After his confidential emails were hacked, Montreal Auditor General Jacques Bergeron has decided to sue the municipal employees responsible for the espionage.
Bergeron is suing the municipal employees on the grounds that their actions violated the Quebec Cities and Towns Act, which mandates autonomy between municipal employees and the Auditor General.
However, Martine Painchaud, a spokesperson for the Mayor’s office, stated that she thought Bergeron moved too quickly.
“We are very disappointed in that reaction because we would have wished that he would have waited for the Municipal Affairs minister to express himself on this matter before suing,” she said.
Gilles Corriveau, a spokesperson for Jacques Bergeron, disagreed with Painchaud’s assessment. He described the espionage operation by stating, “the whole process is illegal.”
“It doesn’t make any difference. They are mixing apples and oranges,” said Corriveau. “The Municipal minister doesn’t have authority over the Auditor General.”
The recent espionage controversy is one chapter in an ongoing series of corruption incidents, which have plagued Mayor Gérald Tremblay’s tenure. Auditor General Jacques Bergeron uncovered many of these incidents of corruption.
Employees from Comptroller General Pierre Reid’s office – in charge of internal spending – are some of the municipal employees being sued by Bergeron for spying on him.
In a recent article in The Daily, Projet Montréal city councillor Alex Norris said he was not surprised that a city employee who worked to hold municipal workers like Reid publically accountable had been a victim of espionage operations.
Norris stated in an interview to The Daily last week that he believed Tremblay approved the espionage campaign in order to “sideline” the Auditor General by destroying his reputation.
Municipal opposition leader Richard Bergeron (not related to Jacques Bergeron) has issued a formal complaint to the Quebec Municipal Affairs minister regarding the espionage attempt.
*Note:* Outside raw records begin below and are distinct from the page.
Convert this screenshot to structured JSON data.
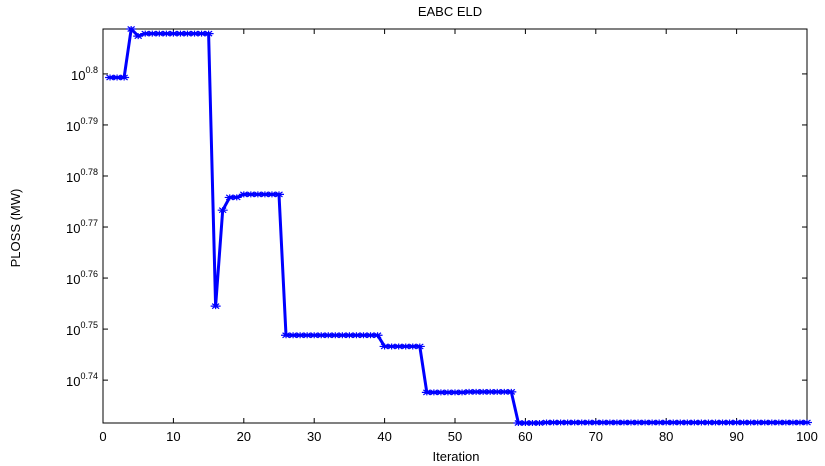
{
  "chart_data": {
    "type": "line",
    "title": "EABC ELD",
    "xlabel": "Iteration",
    "ylabel": "PLOSS (MW)",
    "xlim": [
      0,
      100
    ],
    "xticks": [
      0,
      10,
      20,
      30,
      40,
      50,
      60,
      70,
      80,
      90,
      100
    ],
    "ylim": [
      0.7316,
      0.8088
    ],
    "yscale": "log10",
    "yticks": [
      0.74,
      0.75,
      0.76,
      0.77,
      0.78,
      0.79,
      0.8
    ],
    "ytick_labels": [
      {
        "base": "10",
        "exp": "0.74"
      },
      {
        "base": "10",
        "exp": "0.75"
      },
      {
        "base": "10",
        "exp": "0.76"
      },
      {
        "base": "10",
        "exp": "0.77"
      },
      {
        "base": "10",
        "exp": "0.78"
      },
      {
        "base": "10",
        "exp": "0.79"
      },
      {
        "base": "10",
        "exp": "0.8"
      }
    ],
    "grid": false,
    "series": [
      {
        "color": "#0000ff",
        "marker": "star",
        "x": [
          1,
          2,
          3,
          4,
          5,
          6,
          7,
          8,
          9,
          10,
          11,
          12,
          13,
          14,
          15,
          16,
          17,
          18,
          19,
          20,
          21,
          22,
          23,
          24,
          25,
          26,
          27,
          28,
          29,
          30,
          31,
          32,
          33,
          34,
          35,
          36,
          37,
          38,
          39,
          40,
          41,
          42,
          43,
          44,
          45,
          46,
          47,
          48,
          49,
          50,
          51,
          52,
          53,
          54,
          55,
          56,
          57,
          58,
          59,
          60,
          61,
          62,
          63,
          64,
          65,
          66,
          67,
          68,
          69,
          70,
          71,
          72,
          73,
          74,
          75,
          76,
          77,
          78,
          79,
          80,
          81,
          82,
          83,
          84,
          85,
          86,
          87,
          88,
          89,
          90,
          91,
          92,
          93,
          94,
          95,
          96,
          97,
          98,
          99,
          100
        ],
        "y": [
          0.7993,
          0.7993,
          0.7993,
          0.8088,
          0.8074,
          0.8079,
          0.8079,
          0.8079,
          0.8079,
          0.8079,
          0.8079,
          0.8079,
          0.8079,
          0.8079,
          0.8079,
          0.7545,
          0.7733,
          0.7758,
          0.7758,
          0.7764,
          0.7764,
          0.7764,
          0.7764,
          0.7764,
          0.7764,
          0.7488,
          0.7488,
          0.7488,
          0.7488,
          0.7488,
          0.7488,
          0.7488,
          0.7488,
          0.7488,
          0.7488,
          0.7488,
          0.7488,
          0.7488,
          0.7488,
          0.7466,
          0.7466,
          0.7466,
          0.7466,
          0.7466,
          0.7466,
          0.7376,
          0.7376,
          0.7376,
          0.7376,
          0.7376,
          0.7376,
          0.7377,
          0.7377,
          0.7377,
          0.7377,
          0.7377,
          0.7377,
          0.7377,
          0.7316,
          0.7316,
          0.7316,
          0.7316,
          0.7317,
          0.7317,
          0.7317,
          0.7317,
          0.7317,
          0.7317,
          0.7317,
          0.7317,
          0.7317,
          0.7317,
          0.7317,
          0.7317,
          0.7317,
          0.7317,
          0.7317,
          0.7317,
          0.7317,
          0.7317,
          0.7317,
          0.7317,
          0.7317,
          0.7317,
          0.7317,
          0.7317,
          0.7317,
          0.7317,
          0.7317,
          0.7317,
          0.7317,
          0.7317,
          0.7317,
          0.7317,
          0.7317,
          0.7317,
          0.7317,
          0.7317,
          0.7317,
          0.7317
        ]
      }
    ]
  }
}
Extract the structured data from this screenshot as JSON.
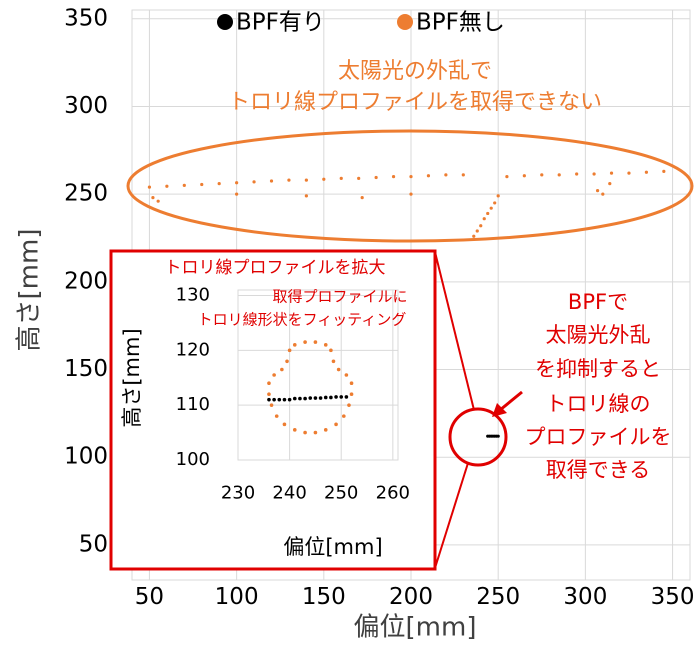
{
  "chart_data": [
    {
      "type": "scatter",
      "xlabel": "偏位[mm]",
      "ylabel": "高さ[mm]",
      "xlim": [
        40,
        360
      ],
      "ylim": [
        30,
        355
      ],
      "xticks": [
        50,
        100,
        150,
        200,
        250,
        300,
        350
      ],
      "yticks": [
        50,
        100,
        150,
        200,
        250,
        300,
        350
      ],
      "grid": true,
      "series": [
        {
          "name": "BPF有り",
          "color": "#000000",
          "x": [
            244,
            245,
            246,
            247,
            248,
            249,
            250
          ],
          "y": [
            112,
            112,
            112,
            112,
            112,
            112,
            112
          ]
        },
        {
          "name": "BPF無し",
          "color": "#ed7d31",
          "x": [
            50,
            60,
            70,
            80,
            90,
            100,
            110,
            120,
            130,
            140,
            150,
            160,
            170,
            180,
            190,
            200,
            210,
            220,
            230,
            255,
            265,
            275,
            285,
            295,
            305,
            315,
            325,
            335,
            345,
            52,
            55,
            100,
            140,
            172,
            200,
            236,
            238,
            240,
            242,
            244,
            246,
            248,
            250,
            307,
            310,
            314
          ],
          "y": [
            254,
            254.5,
            255,
            255.5,
            256,
            256.5,
            257,
            257.5,
            258,
            258,
            258.5,
            259,
            259,
            259.5,
            260,
            260,
            260.5,
            261,
            261,
            260,
            260.5,
            261,
            261,
            261.5,
            261.5,
            262,
            262,
            262.5,
            263,
            248,
            246,
            250,
            249,
            248,
            250,
            226,
            229,
            232,
            236,
            239,
            242,
            245,
            249,
            252,
            250,
            256
          ]
        }
      ],
      "annotations": [
        "太陽光の外乱で",
        "トロリ線プロファイルを取得できない",
        "BPFで",
        "太陽光外乱",
        "を抑制すると",
        "トロリ線の",
        "プロファイルを",
        "取得できる"
      ]
    },
    {
      "type": "scatter",
      "xlabel": "偏位[mm]",
      "ylabel": "高さ[mm]",
      "xlim": [
        230,
        261
      ],
      "ylim": [
        100,
        131
      ],
      "xticks": [
        230,
        240,
        250,
        260
      ],
      "yticks": [
        100,
        110,
        120,
        130
      ],
      "grid": true,
      "series": [
        {
          "color": "#000000",
          "x": [
            236,
            237,
            238,
            239,
            240,
            241,
            242,
            243,
            244,
            245,
            246,
            247,
            248,
            249,
            250,
            251
          ],
          "y": [
            111,
            111,
            111,
            111,
            111,
            111.2,
            111.2,
            111.2,
            111.3,
            111.3,
            111.3,
            111.4,
            111.4,
            111.5,
            111.5,
            111.5
          ]
        },
        {
          "color": "#ed7d31",
          "x": [
            236,
            236,
            237,
            238.5,
            239.5,
            240,
            241,
            243,
            245,
            247,
            248,
            248.5,
            249.5,
            251,
            252,
            252,
            251.5,
            250.5,
            249,
            247,
            245,
            243,
            241,
            239,
            237.5,
            236.5
          ],
          "y": [
            112,
            114,
            115.5,
            116.5,
            118,
            120,
            121,
            121.5,
            121.5,
            121,
            120,
            118,
            116.5,
            115.5,
            114,
            112,
            110,
            108,
            106.5,
            105.5,
            105,
            105,
            105.5,
            106.5,
            108,
            110
          ]
        }
      ],
      "annotations": [
        "トロリ線プロファイルを拡大",
        "取得プロファイルに",
        "トロリ線形状をフィッティング"
      ]
    }
  ]
}
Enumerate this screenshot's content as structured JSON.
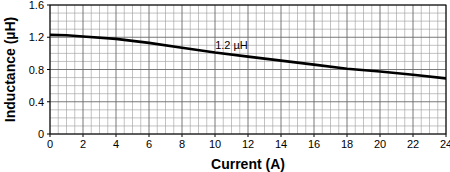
{
  "chart_data": {
    "type": "line",
    "x_label": "Current (A)",
    "y_label": "Inductance (µH)",
    "x": [
      0,
      1,
      2,
      4,
      6,
      8,
      10,
      12,
      14,
      16,
      18,
      20,
      22,
      24
    ],
    "values": [
      1.23,
      1.225,
      1.21,
      1.18,
      1.13,
      1.07,
      1.01,
      0.96,
      0.91,
      0.86,
      0.81,
      0.775,
      0.735,
      0.69
    ],
    "color": "#000000",
    "xlim": [
      0,
      24
    ],
    "xticks": [
      0,
      2,
      4,
      6,
      8,
      10,
      12,
      14,
      16,
      18,
      20,
      22,
      24
    ],
    "ylim": [
      0,
      1.6
    ],
    "yticks": [
      0,
      0.4,
      0.8,
      1.2,
      1.6
    ],
    "grid": true,
    "annotations": [
      {
        "text": "1.2 µH",
        "x": 11,
        "y": 1.06
      }
    ]
  }
}
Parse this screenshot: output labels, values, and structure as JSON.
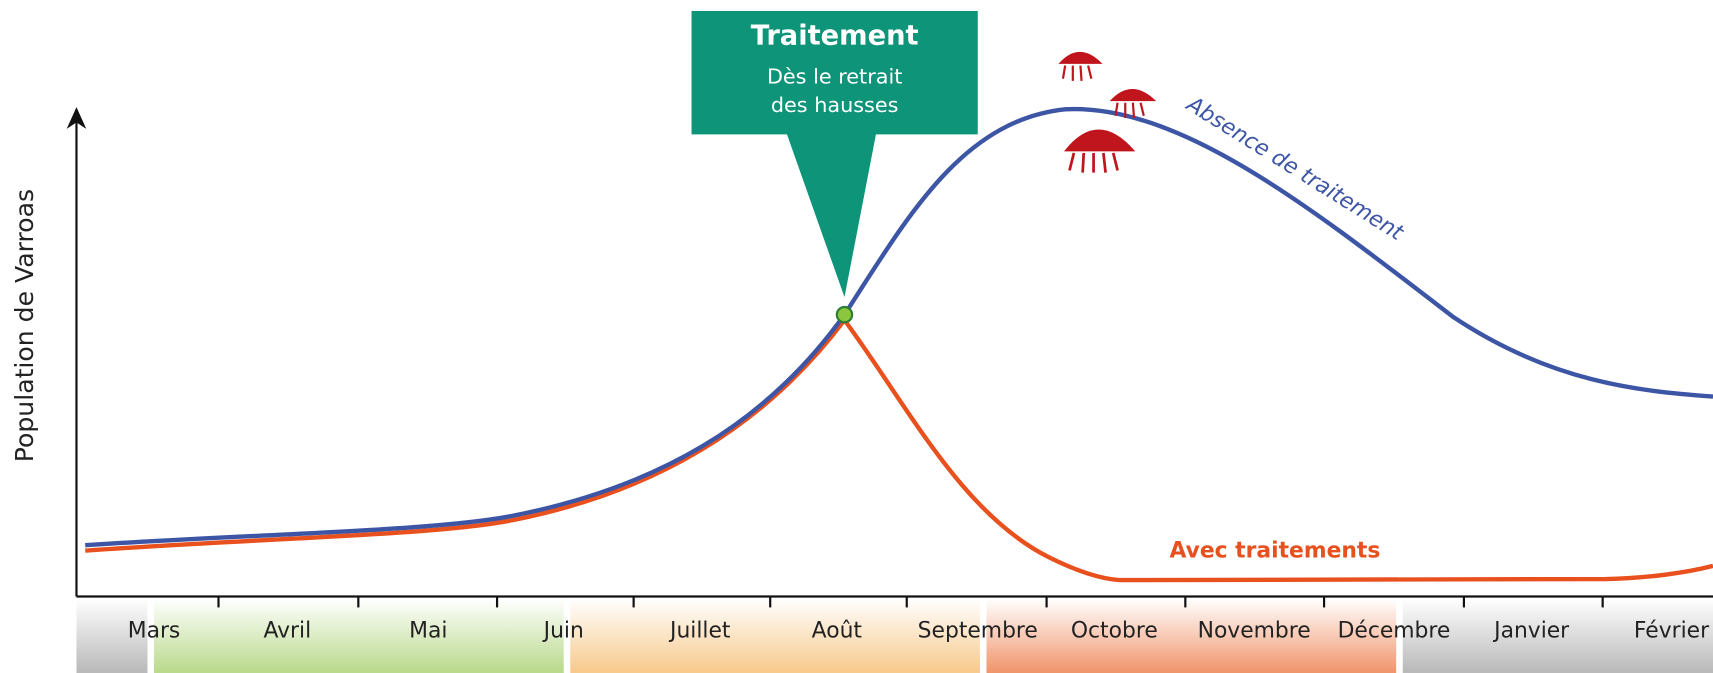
{
  "y_axis_label": "Population de Varroas",
  "months": [
    "Mars",
    "Avril",
    "Mai",
    "Juin",
    "Juillet",
    "Août",
    "Septembre",
    "Octobre",
    "Novembre",
    "Décembre",
    "Janvier",
    "Février"
  ],
  "callout": {
    "title": "Traitement",
    "lines": [
      "Dès le retrait",
      "des hausses"
    ]
  },
  "curves": {
    "untreated": "Absence de traitement",
    "treated": "Avec traitements"
  }
}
Norris applauded the Auditor General’s decision. “It’s not up to the Municipal Affairs minister to settle this issue. The Auditor General does not report to the Quebec Municipal Affairs minister, he reports to the City Council as a whole,” he said. “If Jacques Bergeron establishes that this espionage operation is illegal he will have done a service to Montrealers by having the courts uphold the independence and autonomy of the Auditor General of Montreal.”